As of 2016, medical malpractice is the 3rd leading cause of death throughout the entire country. This equates to roughly some 195,000 patients that die due to medical errors of some sort or another each and every year.

This is backed up by the fact that as many as 1 in 7 hospital patients experience some sort of medical error or malpractice according to figures from the U.S. Department of Health and Human Services (HHS).

The five most common types of medical malpractice experienced include anesthesia / medication (10 percent), obstetrics (10 percent), treatment (18 percent), surgery (23 percent), and diagnosis (33 percent). Diagnostic error involves not correctly diagnosing a condition or illness either in time so that something can be done about it or at all.
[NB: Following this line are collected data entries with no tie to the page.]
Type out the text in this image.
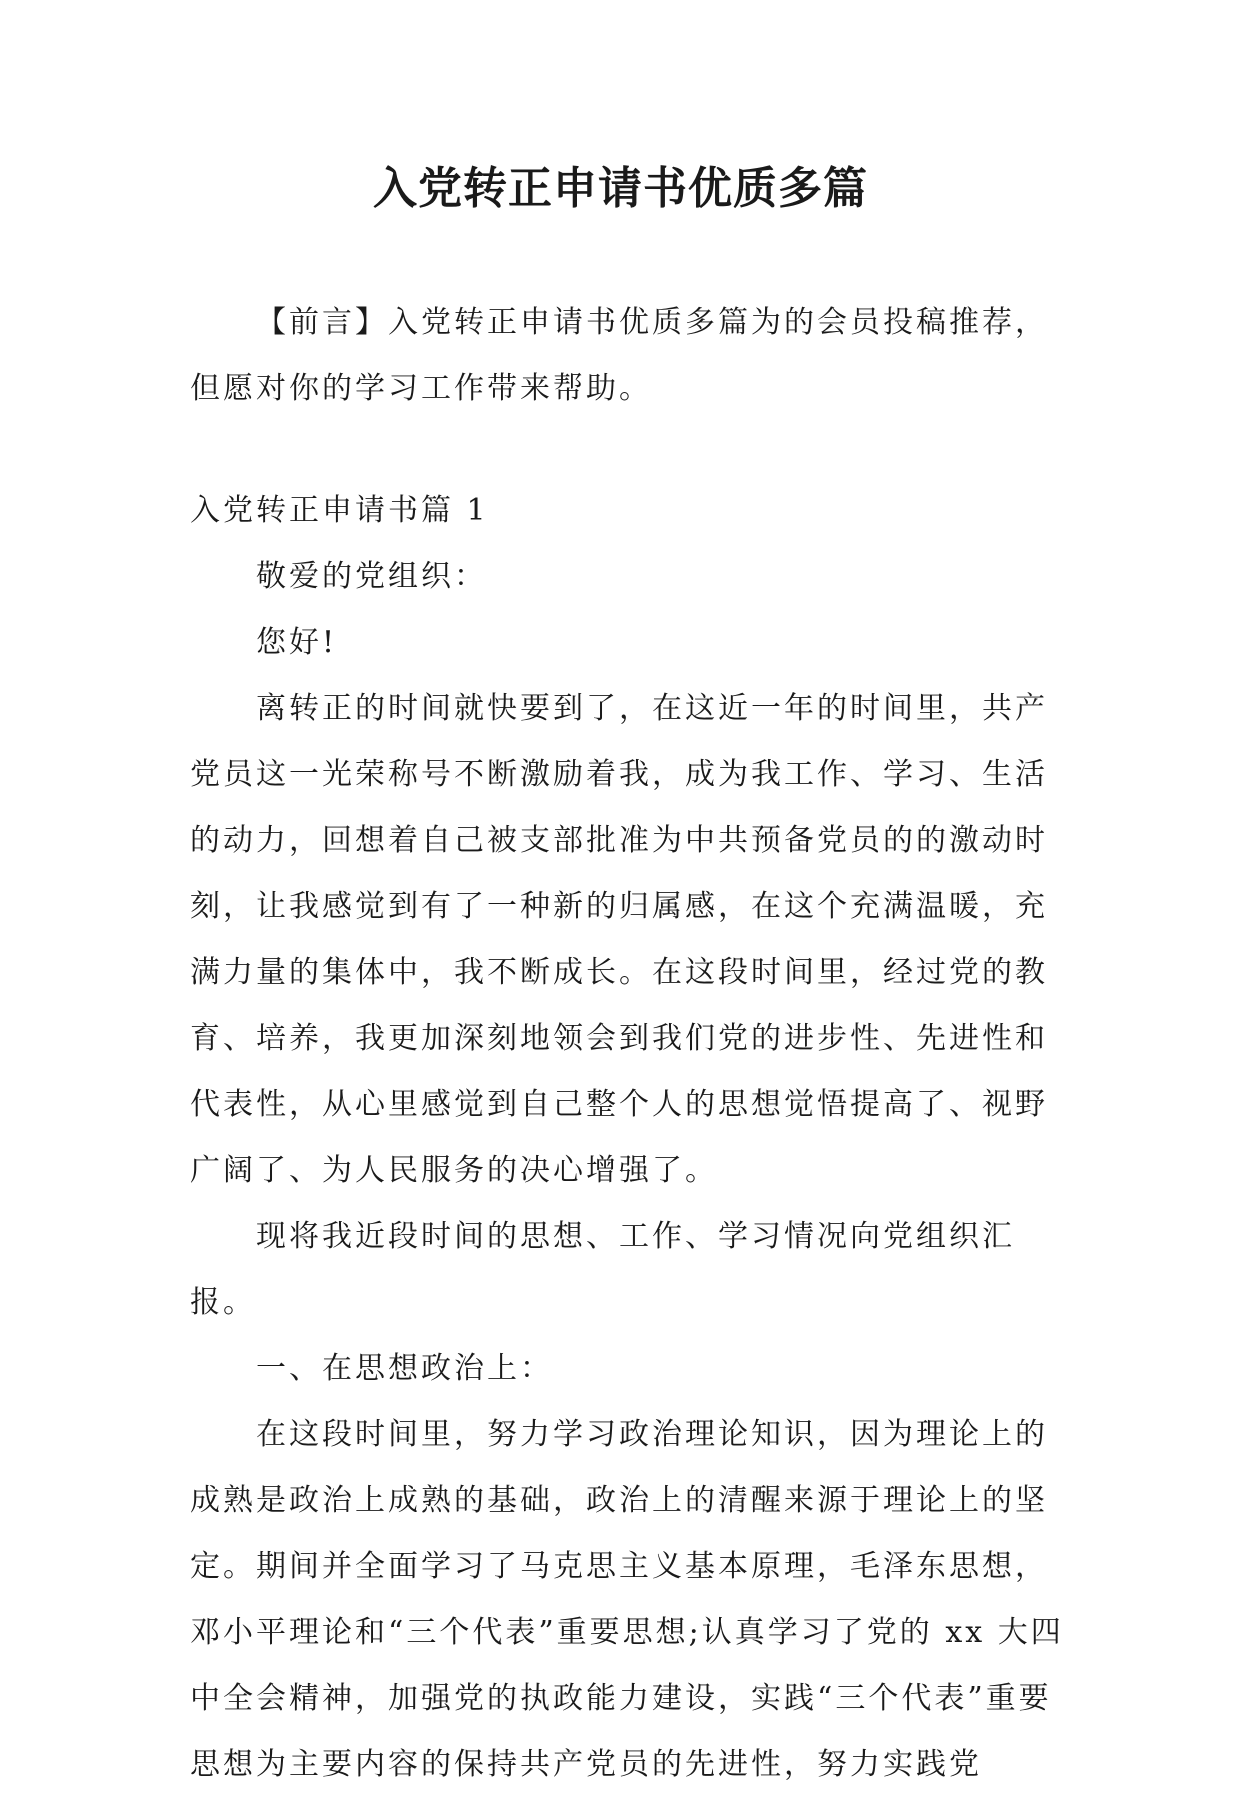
入党转正申请书优质多篇

【前言】入党转正申请书优质多篇为的会员投稿推荐，但愿对你的学习工作带来帮助。

入党转正申请书篇 1

敬爱的党组织：

您好!

离转正的时间就快要到了，在这近一年的时间里，共产党员这一光荣称号不断激励着我，成为我工作、学习、生活的动力，回想着自己被支部批准为中共预备党员的的激动时刻，让我感觉到有了一种新的归属感，在这个充满温暖，充满力量的集体中，我不断成长。在这段时间里，经过党的教育、培养，我更加深刻地领会到我们党的进步性、先进性和代表性，从心里感觉到自己整个人的思想觉悟提高了、视野广阔了、为人民服务的决心增强了。

现将我近段时间的思想、工作、学习情况向党组织汇报。

一、在思想政治上：

在这段时间里，努力学习政治理论知识，因为理论上的成熟是政治上成熟的基础，政治上的清醒来源于理论上的坚定。期间并全面学习了马克思主义基本原理，毛泽东思想，邓小平理论和“三个代表”重要思想;认真学习了党的 xx 大四中全会精神，加强党的执政能力建设，实践“三个代表”重要思想为主要内容的保持共产党员的先进性，努力实践党
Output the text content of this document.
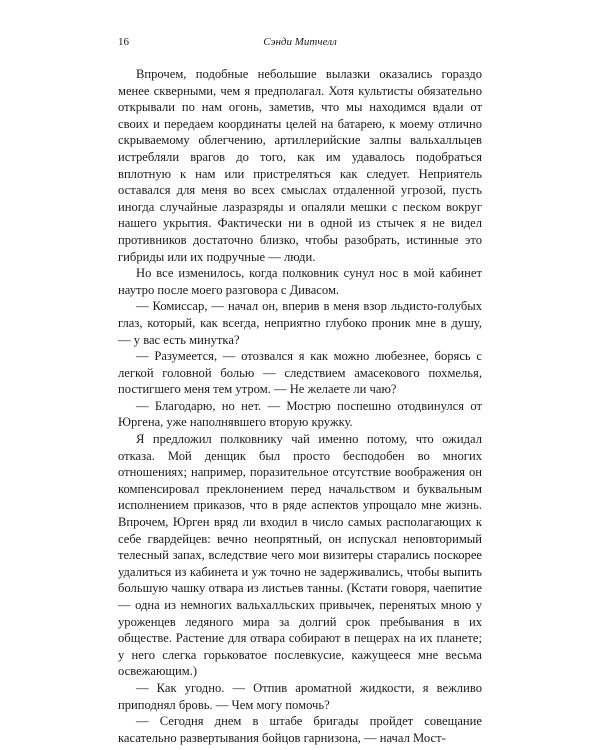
16	Сэнди Митчелл

Впрочем, подобные небольшие вылазки оказались гораздо менее скверными, чем я предполагал. Хотя культисты обязательно открывали по нам огонь, заметив, что мы находимся вдали от своих и передаем координаты целей на батарею, к моему отлично скрываемому облегчению, артиллерийские залпы вальхалльцев истребляли врагов до того, как им удавалось подобраться вплотную к нам или пристреляться как следует. Неприятель оставался для меня во всех смыслах отдаленной угрозой, пусть иногда случайные лазразряды и опаляли мешки с песком вокруг нашего укрытия. Фактически ни в одной из стычек я не видел противников достаточно близко, чтобы разобрать, истинные это гибриды или их подручные — люди.

Но все изменилось, когда полковник сунул нос в мой кабинет наутро после моего разговора с Дивасом.

— Комиссар, — начал он, вперив в меня взор льдисто-голубых глаз, который, как всегда, неприятно глубоко проник мне в душу, — у вас есть минутка?

— Разумеется, — отозвался я как можно любезнее, борясь с легкой головной болью — следствием амасекового похмелья, постигшего меня тем утром. — Не желаете ли чаю?

— Благодарю, но нет. — Мострю поспешно отодвинулся от Юргена, уже наполнявшего вторую кружку.

Я предложил полковнику чай именно потому, что ожидал отказа. Мой денщик был просто бесподобен во многих отношениях; например, поразительное отсутствие воображения он компенсировал преклонением перед начальством и буквальным исполнением приказов, что в ряде аспектов упрощало мне жизнь. Впрочем, Юрген вряд ли входил в число самых располагающих к себе гвардейцев: вечно неопрятный, он испускал неповторимый телесный запах, вследствие чего мои визитеры старались поскорее удалиться из кабинета и уж точно не задерживались, чтобы выпить большую чашку отвара из листьев танны. (Кстати говоря, чаепитие — одна из немногих вальхалльских привычек, перенятых мною у уроженцев ледяного мира за долгий срок пребывания в их обществе. Растение для отвара собирают в пещерах на их планете; у него слегка горьковатое послевкусие, кажущееся мне весьма освежающим.)

— Как угодно. — Отпив ароматной жидкости, я вежливо приподнял бровь. — Чем могу помочь?

— Сегодня днем в штабе бригады пройдет совещание касательно развертывания бойцов гарнизона, — начал Мост-
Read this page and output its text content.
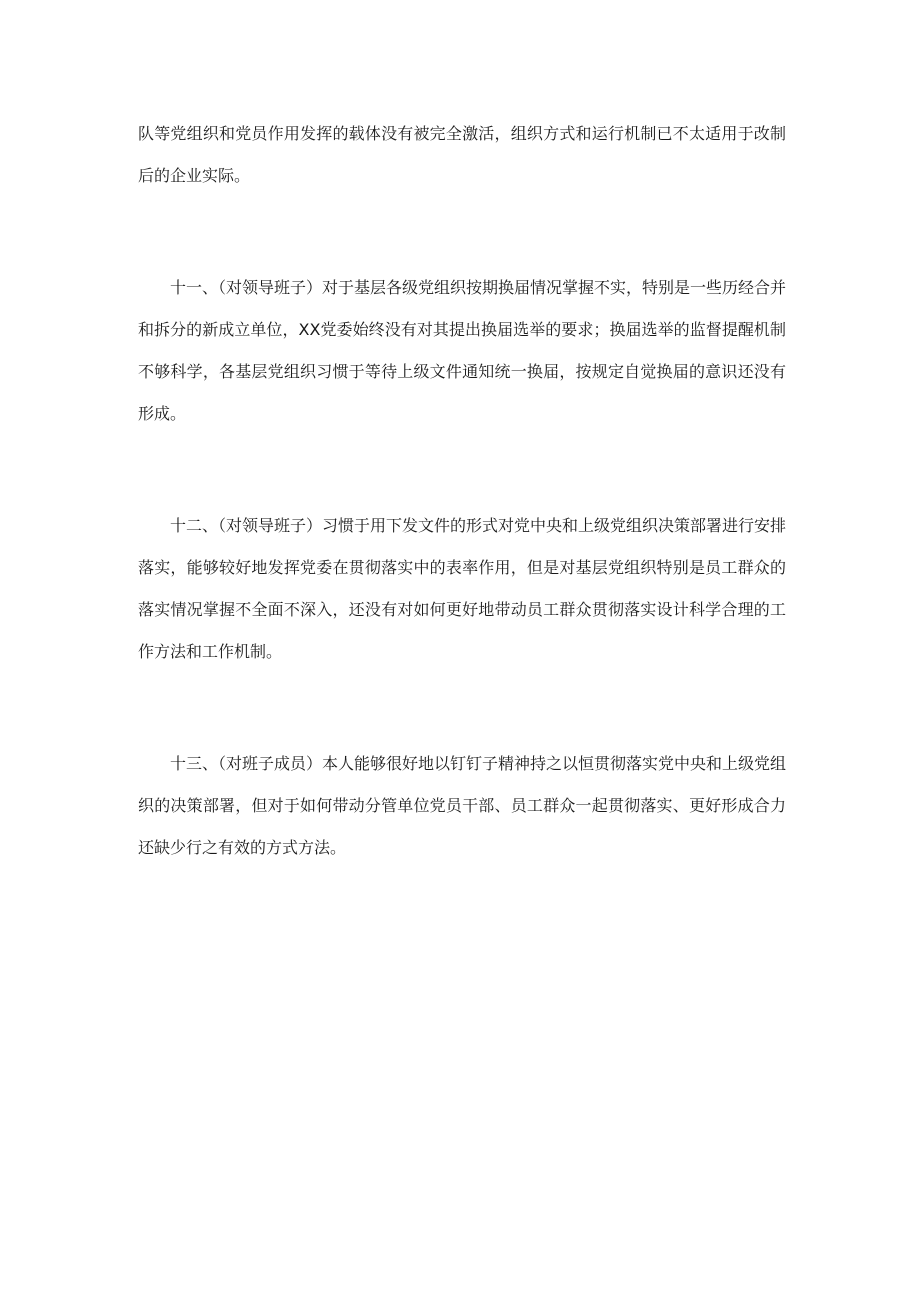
队等党组织和党员作用发挥的载体没有被完全激活，组织方式和运行机制已不太适用于改制后的企业实际。

十一、（对领导班子）对于基层各级党组织按期换届情况掌握不实，特别是一些历经合并和拆分的新成立单位，XX党委始终没有对其提出换届选举的要求；换届选举的监督提醒机制不够科学，各基层党组织习惯于等待上级文件通知统一换届，按规定自觉换届的意识还没有形成。

十二、（对领导班子）习惯于用下发文件的形式对党中央和上级党组织决策部署进行安排落实，能够较好地发挥党委在贯彻落实中的表率作用，但是对基层党组织特别是员工群众的落实情况掌握不全面不深入，还没有对如何更好地带动员工群众贯彻落实设计科学合理的工作方法和工作机制。

十三、（对班子成员）本人能够很好地以钉钉子精神持之以恒贯彻落实党中央和上级党组织的决策部署，但对于如何带动分管单位党员干部、员工群众一起贯彻落实、更好形成合力还缺少行之有效的方式方法。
The wrong or missed diagnosis, as well as incorrect treatment, can have very serious outcomes for some patients, such as turning blind. If this has happened to you, then you will likely want to file a lawsuit for blindness negligence so that you can receive the financial compensation that you so rightly deserve.

 

Lawsuits

Because of the large number of deaths and injuries that are being caused by medical malpractice, there are, on average, anywhere between 15,000 and 19,000 lawsuits filed per year in the United States of America.

Although this may seem like a large number, it only actually represents roughly 2 percent of all cases of medical malpractice that happen all across the country. Of those people filing claims for injuries sustained due to a medical mistake, the average age is 42 years.

Of these tens of thousands of lawsuits, 20 percent of them relate to treatments given during the pregnancy process.

In the vast majority of states in America, it can take anywhere between 6 months and 2 years to file a medical malpractice case against a medical professional or a specific institution. 

As a result of the claims made against medical professionals, some 30 percent of physicians in the United States of America have paid in the region of $10,000 or more via their insurers. In New York state alone, payouts for medical malpractice regularly top $690 m on an annual basis.

About 80 percent of these caesars relate to the more severe injuries sustained or deaths, in comparison with 20 percent of all medical malpractice cases which related to more minor injuries.